Magecart Skimming Tactics EvolveMalwarebytes Describes Updated Attack Techniques
In previously reported Magecart-style attacks, a malicious skimming script was injected into payment checkout pages, with credit card and personal information skimmed off and sent to a remote server, according to an analysis by Trend Micro.
“We discovered several dozen compromised websites with exactly the same pattern. All of them are running Magento version 1,” Jérôme Segura, director of threat intelligence at Malwarebytes, told Information Security Media Group.
Imitating Image File
During its recent analysis of websites running Magento 1, Malwarebytes researchers observed new PHP web shells disguised as a favicon - a url or shortcut icon, which they linked to Magento 12. The file named Magento.png attempts to pass itself off as "image/png" but does not have the proper PNG format for a valid image file.
Web shells are a type of malware encountered on websites that allow an attacker to maintain remote access and administration. "They are typically uploaded onto a web server after exploitation of a vulnerability (e.g., SQL injection)," Segura notes.
Segura adds: “Online shops can detect this type of malware with a server-side scanner, while on the client-side, you would need to have access to the DOM to detect the malicious code being injected.
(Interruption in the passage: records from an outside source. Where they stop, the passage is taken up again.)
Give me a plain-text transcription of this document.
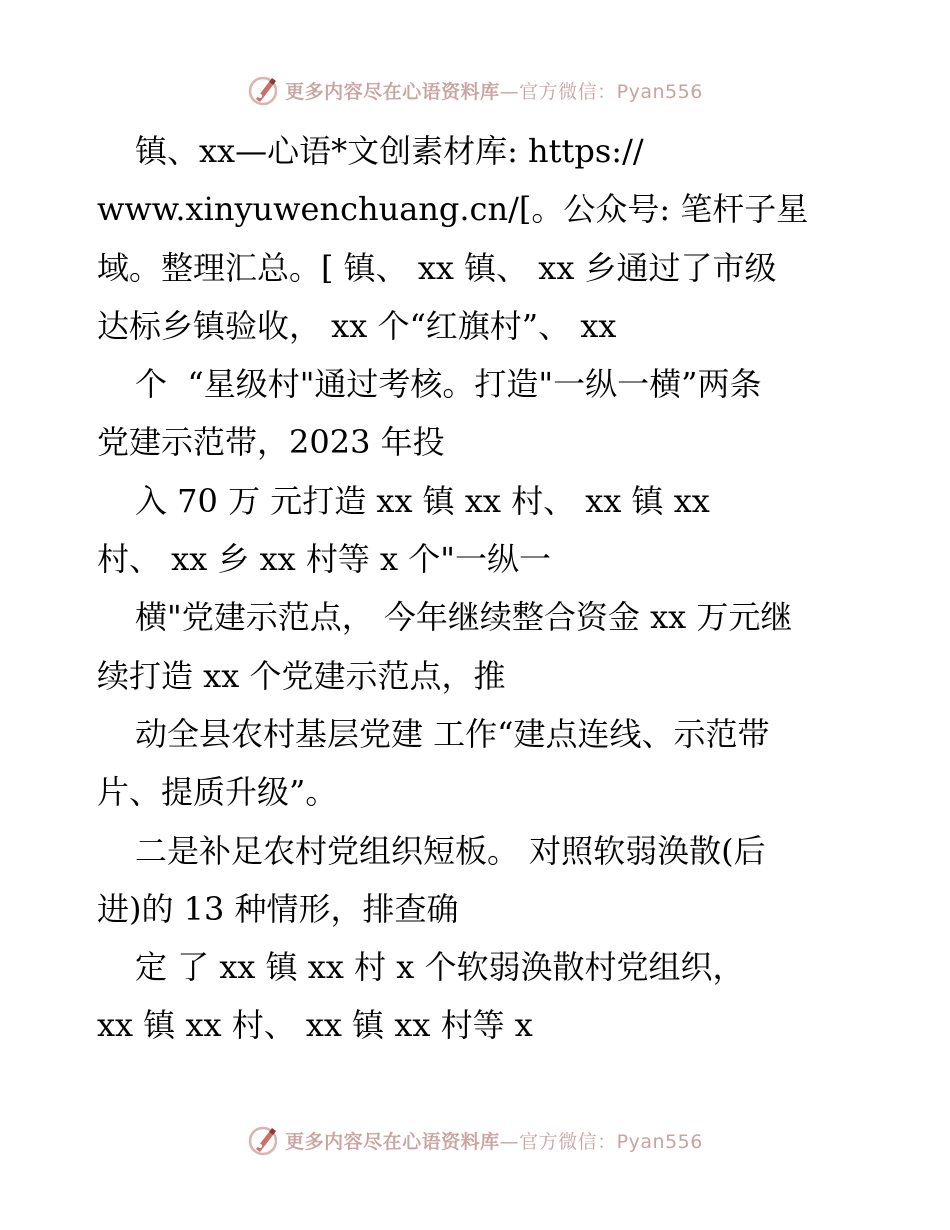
更多内容尽在心语资料库—官方微信：Pyan556
镇、xx—心语*文创素材库: https://
www.xinyuwenchuang.cn/[。公众号: 笔杆子星
域。整理汇总。[ 镇、 xx 镇、 xx 乡通过了市级
达标乡镇验收， xx 个“红旗村”、 xx
个  “星级村"通过考核。打造"一纵一横”两条
党建示范带，2023 年投
入 70 万 元打造 xx 镇 xx 村、 xx 镇 xx
村、 xx 乡 xx 村等 x 个"一纵一
横"党建示范点， 今年继续整合资金 xx 万元继
续打造 xx 个党建示范点，推
动全县农村基层党建 工作“建点连线、示范带
片、提质升级”。
二是补足农村党组织短板。 对照软弱涣散(后
进)的 13 种情形，排查确
定 了 xx 镇 xx 村 x 个软弱涣散村党组织，
xx 镇 xx 村、 xx 镇 xx 村等 x
更多内容尽在心语资料库—官方微信：Pyan556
One option here is to use a browser extension with heuristic capabilities.”
DOM stands for Document Object Model, which is a cross-platform and language-independent interface that treats an XML or HTML document as a tree structure wherein each node is an object representing a part of the document.
Magento Widely Used
Adobe Magento is one of the world's most widely used e-commerce platforms, with about 250,000 users, according to Adobe's website.
Adobe reported in November 2019 that a vulnerability in the Magento e-commerce marketplace was exploited by a third party to access account information (see: Magento Marketplace Suffers Data Breach, Adobe Warns).